A bowling ball of uniform density is projected along a horizontal with a velocity $v_0$ so that it initially slides without rolling. The ball has mass $m$ and coefficient of static friction ${\mu }_d$ with the floor. Ignore air-friction. Let $t$ be the time at which the ball begins to roll without sliding and $v$ be the velocity of the ball when this happens.
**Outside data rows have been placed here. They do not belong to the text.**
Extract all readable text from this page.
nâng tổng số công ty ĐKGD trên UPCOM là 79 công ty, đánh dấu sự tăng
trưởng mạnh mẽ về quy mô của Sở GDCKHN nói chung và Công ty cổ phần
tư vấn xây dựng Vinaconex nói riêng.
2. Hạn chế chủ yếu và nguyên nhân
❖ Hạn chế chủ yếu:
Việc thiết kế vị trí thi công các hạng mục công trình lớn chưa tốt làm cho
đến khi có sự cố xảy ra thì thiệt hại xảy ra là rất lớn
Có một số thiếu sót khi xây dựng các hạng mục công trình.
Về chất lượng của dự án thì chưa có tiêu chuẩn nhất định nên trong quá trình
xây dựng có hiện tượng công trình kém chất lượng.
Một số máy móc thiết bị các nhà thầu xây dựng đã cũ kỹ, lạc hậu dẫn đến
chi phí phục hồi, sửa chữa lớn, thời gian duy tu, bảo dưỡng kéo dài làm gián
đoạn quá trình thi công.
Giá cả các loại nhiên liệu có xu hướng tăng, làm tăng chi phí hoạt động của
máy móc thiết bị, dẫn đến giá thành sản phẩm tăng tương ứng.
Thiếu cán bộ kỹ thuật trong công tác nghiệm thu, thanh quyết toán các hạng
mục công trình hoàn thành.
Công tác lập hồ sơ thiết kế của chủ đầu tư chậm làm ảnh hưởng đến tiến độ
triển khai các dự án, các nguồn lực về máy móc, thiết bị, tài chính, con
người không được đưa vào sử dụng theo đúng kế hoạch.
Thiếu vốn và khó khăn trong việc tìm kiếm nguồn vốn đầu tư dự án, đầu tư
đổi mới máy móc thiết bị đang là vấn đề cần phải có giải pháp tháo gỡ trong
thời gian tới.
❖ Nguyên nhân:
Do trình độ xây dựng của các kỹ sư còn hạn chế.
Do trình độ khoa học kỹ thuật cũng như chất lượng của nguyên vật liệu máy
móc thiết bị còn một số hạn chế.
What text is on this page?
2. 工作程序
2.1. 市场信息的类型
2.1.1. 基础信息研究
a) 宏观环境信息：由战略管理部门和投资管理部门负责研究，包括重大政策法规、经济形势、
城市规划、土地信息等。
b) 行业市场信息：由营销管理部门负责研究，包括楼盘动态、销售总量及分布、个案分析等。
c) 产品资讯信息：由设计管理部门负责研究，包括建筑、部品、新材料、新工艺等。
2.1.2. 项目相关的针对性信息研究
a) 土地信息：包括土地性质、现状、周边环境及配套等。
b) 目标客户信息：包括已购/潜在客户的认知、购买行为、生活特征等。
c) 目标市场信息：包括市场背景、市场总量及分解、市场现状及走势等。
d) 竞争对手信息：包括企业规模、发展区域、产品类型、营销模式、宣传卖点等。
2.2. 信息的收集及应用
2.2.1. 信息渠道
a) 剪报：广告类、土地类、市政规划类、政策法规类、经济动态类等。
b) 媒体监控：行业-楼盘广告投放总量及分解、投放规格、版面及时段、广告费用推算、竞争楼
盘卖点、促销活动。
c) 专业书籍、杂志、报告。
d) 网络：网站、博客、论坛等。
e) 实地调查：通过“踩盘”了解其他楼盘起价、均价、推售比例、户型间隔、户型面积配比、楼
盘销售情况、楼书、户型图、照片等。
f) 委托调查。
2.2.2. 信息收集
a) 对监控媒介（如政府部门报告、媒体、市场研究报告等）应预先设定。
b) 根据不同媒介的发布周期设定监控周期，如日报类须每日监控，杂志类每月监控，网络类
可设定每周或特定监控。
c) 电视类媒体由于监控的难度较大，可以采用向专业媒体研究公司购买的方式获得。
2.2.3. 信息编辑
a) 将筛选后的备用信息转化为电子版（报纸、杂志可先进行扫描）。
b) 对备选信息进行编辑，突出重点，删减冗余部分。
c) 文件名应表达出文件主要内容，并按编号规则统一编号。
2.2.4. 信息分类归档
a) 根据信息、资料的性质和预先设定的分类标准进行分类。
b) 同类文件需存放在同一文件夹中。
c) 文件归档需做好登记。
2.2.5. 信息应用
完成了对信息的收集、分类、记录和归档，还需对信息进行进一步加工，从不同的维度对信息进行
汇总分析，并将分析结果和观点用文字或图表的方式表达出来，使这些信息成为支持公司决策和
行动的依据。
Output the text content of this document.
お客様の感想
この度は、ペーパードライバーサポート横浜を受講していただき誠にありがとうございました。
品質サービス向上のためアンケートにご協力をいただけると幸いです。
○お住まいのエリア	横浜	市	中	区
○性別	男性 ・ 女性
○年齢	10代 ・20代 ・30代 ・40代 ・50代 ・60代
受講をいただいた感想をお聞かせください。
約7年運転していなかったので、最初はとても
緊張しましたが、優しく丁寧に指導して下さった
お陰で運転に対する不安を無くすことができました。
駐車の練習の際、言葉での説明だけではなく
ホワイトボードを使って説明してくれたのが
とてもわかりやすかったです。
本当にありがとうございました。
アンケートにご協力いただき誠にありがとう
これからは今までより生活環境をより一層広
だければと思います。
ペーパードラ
Then:

• A. $t=\frac{2v_0}{7{\mu }_{d}g}$
• B. $t=\frac{1}{7}\frac{v_0}{{\mu }_{s}g}$
• C. $v=\frac{5}{7}{v}_0$
• D. $v=\frac{3}{7}{v}_0$

Answer 1

Answer: (A), (C)

The correct options are
A $t=\frac{2v_0}{7{\mu }_{d}g}$
C $v=\frac{5}{7}{v}_0$

Friction not only causes v to decrease but produces a torque which gives an angular acceleration $\alpha$ causing $\omega$ to increase.
$F_{fr}=\mu N=\mu mg$
$\tau =F_{fr}R=I\alpha$
$\Rightarrow \mu mgR=\frac{2}{5}m{R}^2\alpha$
$\Rightarrow \alpha =\frac{5\mu g}{2R}$
Hence, from equation of translational motion, $v=u+at$ we have $v=v_0+at=v_0-\mu gt$ as $u=v_0$ and $a=-\mu g$
From equation of rotational motion, $\omega ={\omega }_0+\alpha t=0+\frac{5\mu g}{2R}t=\frac{5\mu g}{2R}t$ as ${\omega }_0=0$
In case of rolling without sliding, $v=\omega R$
$\Rightarrow (v_0-\mu gt)=R\left(\frac{5\mu g}{2R}\right)t$
$v_0=\mu gt+\frac{5}{2}\mu gt=\frac{7}{2}\mu gt$
$t=\frac{2v_0}{7\mu g}$
Substituting the value of t in $v=v_0-\mu gt$
we get $v=v_0-\mu g\frac{2v_0}{7\mu g}=\frac{5}{7}{v}_0$